Mereka adalah orang-orang tercerahkan karena membaca buku. Soekarno, Semaun, Tan
Malaka, Tirto Adhisoerjo, Mohammad Hatta, dan Pramoedya Ananta Toer, maupun
Widji Thukul.

Mereka adalah orang-orang yang menggunakan buku sebagai suluh, penerang


mereka dalam gelap. Di dalam buku Memoir Mohammad Hatta menuliskan kisahnya
sepulang dari Belanda, ia membawa 16 peti buku. Buku-buku itulah yang kelak dijadikan
referensi dan sumber bacaan dari tulisan-tulisannya. Kelak kita mengenalnya tak hanya
sebagai bapak bangsa tapi juga ekonom yang bersahaja. Buku-buku itu pula kelak yang
diwariskan anak-anaknya.

Begitu pula Pramoedya Ananta Toer. Ia menjadikan buku sebagai sebuah usaha
membaca nasionalisme dalam dirinya. Wujud nasionalisme itu ia wujudkan dengan
menulis kronik sejarah. Ia hendak menyusun sebuah dokumentasi dari Aceh sampai
Papua. Sayang sekali, ketika sampai Papua, Pramoedya sudah harus mengalah pada usia.
Ia pun sampai mengidap trauma mendalam saat tahu buku-buku dan hasil kerjanya
dibakar oleh tentara.
Penjara dan Buku

Tokoh-tokoh kita di masa lalu merasa sedih tatkala hari-harinya lepas dari buku.
Bahkan mereka mensiasati sebisa mungkin, buku masuk dalam ruang penjara mereka.
Bersama buku-buku itu, mereka menjadi hidup meski di dalam penjara. Soekarno, Hatta,
Sjahrir, Tan Malaka. Mereka mencipta buku justru dari penjara. Indonesia Menggugat
misalnya ditulis Soekarno di dalam penjara. Mochtar lubis juga menulis bukunya dari
penjara yang diberi judul Catatan Subversif. Begitu pula Pramoedya Ananta Toer. Ia
mengumpulkan ingatan dan melakukan kerja literasinya di penjara. Ia tak ingin kerja
hidupnya hancur sia-sia tatkala kerja literasinya dihancurkan. Di penjara, Pram justru
menulis susah payah dengan lintingan rokok. Kelak kita pun tahu, tetraloginya menjadi
karya yang menggemparkan sampai sekarang.
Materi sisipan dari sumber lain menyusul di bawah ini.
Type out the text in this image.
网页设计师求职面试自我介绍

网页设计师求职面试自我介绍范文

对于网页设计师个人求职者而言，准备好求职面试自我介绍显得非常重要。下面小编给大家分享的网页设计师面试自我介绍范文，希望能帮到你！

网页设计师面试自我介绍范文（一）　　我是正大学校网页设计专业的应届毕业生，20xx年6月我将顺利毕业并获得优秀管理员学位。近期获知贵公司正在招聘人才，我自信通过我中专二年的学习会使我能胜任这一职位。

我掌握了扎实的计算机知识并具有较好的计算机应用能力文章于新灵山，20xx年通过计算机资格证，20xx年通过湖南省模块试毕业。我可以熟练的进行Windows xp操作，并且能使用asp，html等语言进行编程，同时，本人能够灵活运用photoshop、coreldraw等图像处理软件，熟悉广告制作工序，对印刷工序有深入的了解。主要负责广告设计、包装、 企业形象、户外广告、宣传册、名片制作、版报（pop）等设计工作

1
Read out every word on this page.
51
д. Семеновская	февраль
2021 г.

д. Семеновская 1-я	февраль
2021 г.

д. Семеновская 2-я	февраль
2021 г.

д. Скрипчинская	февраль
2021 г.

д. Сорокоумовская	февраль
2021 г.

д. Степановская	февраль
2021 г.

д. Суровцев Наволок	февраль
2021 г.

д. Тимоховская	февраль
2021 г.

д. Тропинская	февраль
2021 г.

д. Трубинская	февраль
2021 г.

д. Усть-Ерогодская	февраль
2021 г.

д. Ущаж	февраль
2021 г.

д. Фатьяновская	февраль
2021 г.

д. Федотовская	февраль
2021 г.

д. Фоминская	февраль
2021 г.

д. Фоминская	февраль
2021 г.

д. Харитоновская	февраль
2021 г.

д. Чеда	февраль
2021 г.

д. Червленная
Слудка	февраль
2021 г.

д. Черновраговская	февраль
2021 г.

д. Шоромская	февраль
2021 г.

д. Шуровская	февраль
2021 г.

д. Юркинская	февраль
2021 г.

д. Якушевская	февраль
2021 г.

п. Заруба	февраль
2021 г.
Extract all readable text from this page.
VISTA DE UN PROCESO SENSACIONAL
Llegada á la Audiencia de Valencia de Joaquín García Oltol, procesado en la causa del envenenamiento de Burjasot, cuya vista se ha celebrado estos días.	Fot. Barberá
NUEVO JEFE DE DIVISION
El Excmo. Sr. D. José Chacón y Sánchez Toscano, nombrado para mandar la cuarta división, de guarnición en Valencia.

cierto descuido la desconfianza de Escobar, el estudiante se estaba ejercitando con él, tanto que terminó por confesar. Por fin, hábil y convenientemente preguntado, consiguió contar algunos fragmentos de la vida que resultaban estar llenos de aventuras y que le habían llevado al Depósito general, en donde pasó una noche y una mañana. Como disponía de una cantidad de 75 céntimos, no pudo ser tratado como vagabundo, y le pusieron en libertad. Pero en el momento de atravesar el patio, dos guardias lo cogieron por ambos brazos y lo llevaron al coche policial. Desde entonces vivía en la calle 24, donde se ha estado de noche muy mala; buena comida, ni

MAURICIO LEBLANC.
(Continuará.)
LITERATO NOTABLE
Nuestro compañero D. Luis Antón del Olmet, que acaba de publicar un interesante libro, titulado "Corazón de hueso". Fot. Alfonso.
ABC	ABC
Penjara seperti ruang yang sepi, senyap, serta menyesakkan jiwa bagi orang-orang.
Para tokoh kita merasakan hal itu, tapi tidak bila ada buku. Buku seolah menjadi pengisi
jiwa, seperti obat bagi trauma dan rasa sakit saat di penjara. Pada hari jumat, (10/2/17),
harian Solopos memberitakan bahwa Pelaksana Tugas Bupati Klaten Sri Mulyani
meminjamkan buku ke Lembaga Pemsyarakatan sebanyak 200 buah. Berita itu terkesan
melegakan. Seolah ada angin segar bagi para penghuni Lembaga Pemasyarakatan. Mereka
bisa menikmati buku bacaan yang dihadirkan sebagia pelipur lara serta teman berbagi
kesepian dan duka.

Konon, dari pengakuan Pembinaan Anak Didik dan Kegiatan Kerja (Binadik
Giatja) Eko Susanto, penghuni Lapas memang diarahkan untuk membaca ke taman
bacaan. Lapas juga menyediakan kursus bahasa inggris yang bekerjasama dengan LSM.
Publik boleh saja optimis dengan pemberian buku sebagai peristiwa simbolik itu. Kita
diajak untuk percaya bahwa penghuni lapas pun perlu melek literasi bersama pemerintah.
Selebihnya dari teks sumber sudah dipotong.